RELIGION AS A BASIS OF LAW IN THE PUBLIC ORDER OF THE EUROPEAN UNION

16 Colum. J. Eur. L. 81 (2009)

Ronan McCrea, Référendaire (judicial clerk), European Court of Justice

This Article examines the use, and limitations on the use, of religion as a source of law in the legal order of the European Union. It reveals how religion is recognized by the Union as an element of its constitutional values but how, at the same time, this role is balanced by the recognition of potentially competing humanist and cultural influences. Similarly, although E.U. law recognizes the particular contribution of religious bodies in the areas of law and policy-making, it also preserves a balance between the religious and secular humanist elements of the Union’s ethical inheritance by refusing to accommodate religious claims to a monopoly on truth or to substantive political power. The Article also shows how religion ‘ role in national identity and culture and its role as a source of communal moral norms have been accommodated by E.U. law through the pluralist nature of the Union’s public order. This public order enables Member States to reflect particular national and religiously specific visions of public morality in E. U. law, provided that such Member States respect the notion of balance between religious, humanist, and cultural influences inherent in E. U. fundamental rights commitments (most notably respect for individual autonomy) as well as the moral pluralism involved in principles such as freedom of movement.
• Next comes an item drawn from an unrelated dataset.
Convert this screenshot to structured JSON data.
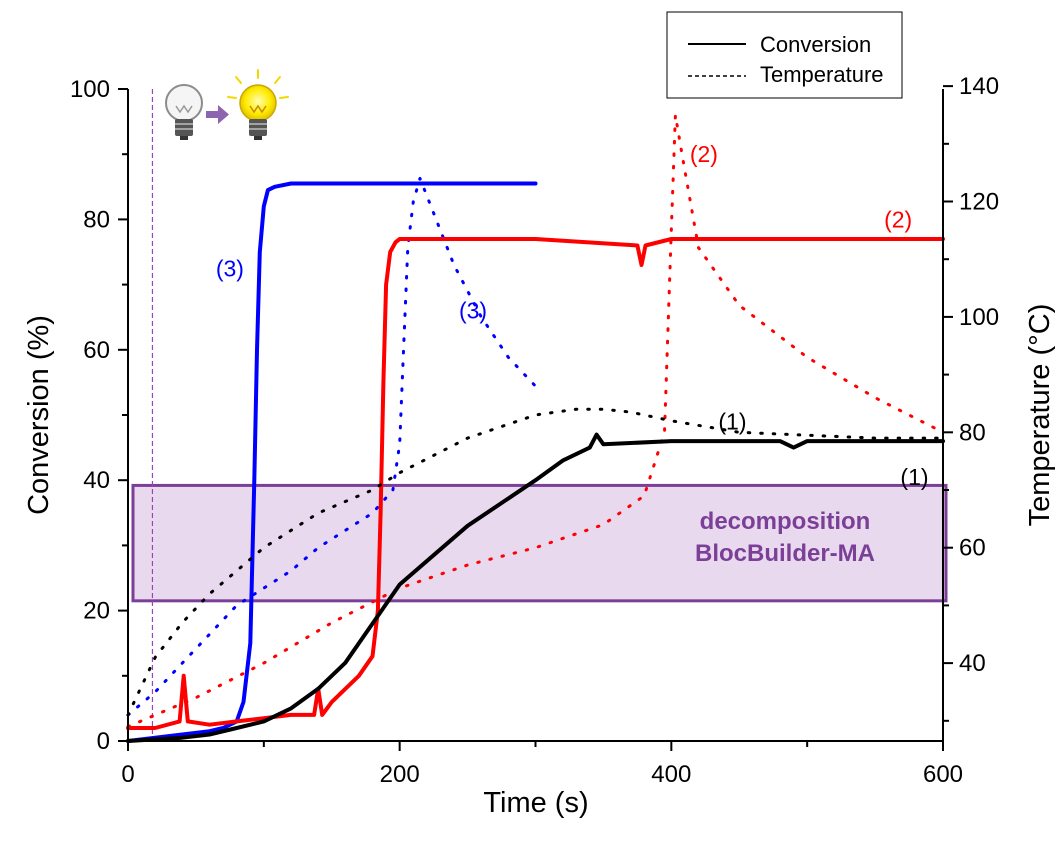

Such fundamental rights, although formally neutral, have been heavily influenced by the historical and cultural role of particular religious traditions in Europe, most notably that of Christian humanism. At the same time, those rights can be more restrictive of religions which struggle to accept the limitations on their influence inherent in a balance between religious and humanist values and in respect for Europe’s strong cultural traditions of individual autonomy and popular sovereignty.